The Configuration Mistake Behind Most Chain Incidents
The most common self-inflicted chain failure is embarrassingly simple: configuring the web server with the leaf certificate file instead of the full-chain file. Certbot writes both — cert.pem (leaf only) and fullchain.pem (leaf plus intermediates) — and nginx or HAProxy pointed at the wrong one will pass every desktop-browser test the team runs while failing mobile users and API clients. Close cousins: concatenating certificates in the wrong order for HAProxy's combined PEM format, updating the leaf during a renewal but leaving a stale intermediate file in place, and load balancers that manage chains separately from certificates so the two drift. The rule that prevents all of them: always deploy the full chain as one artifact from one source, and verify from outside — what matters is the chain the internet receives, not the files on disk.
Monitoring the Chain, Not Just the Countdown
A monitoring strategy built only on leaf-expiry countdown misses everything this guide describes.
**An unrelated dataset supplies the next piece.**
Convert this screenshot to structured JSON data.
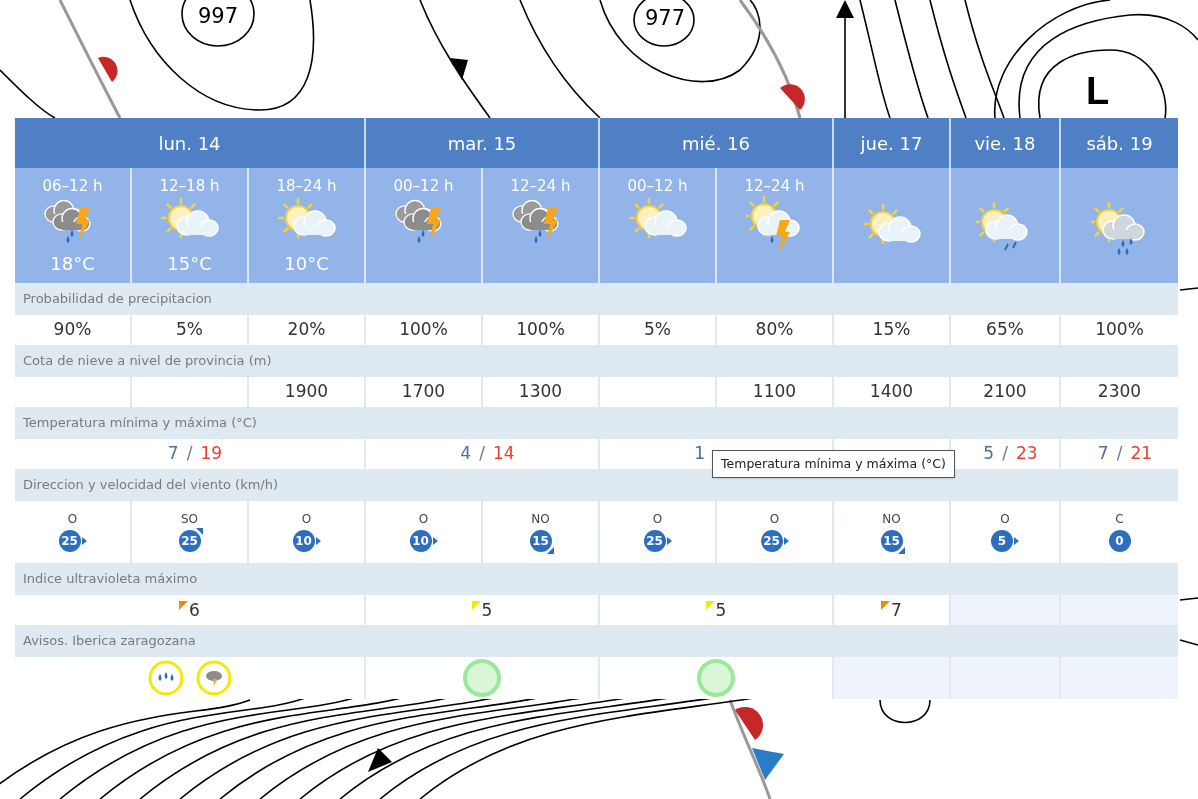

Complete coverage needs three assertions on every check: the leaf's days-to-expiry (the countdown), the completeness and validity of the served chain (would a strict client accept this exact sequence?), and hostname coverage (do the SANs actually cover this domain?). FourSight's SSL monitor performs all three on every check cycle from four regions — chain validation catches the missing-intermediate and expired-intermediate cases within one check of the misconfiguration going live, rather than when the first Android user complains. For belt-and-suspenders on high-stakes estates, add a periodic testssl.sh run in CI for deep configuration analysis; the external monitor covers continuous detection, the scanner covers depth.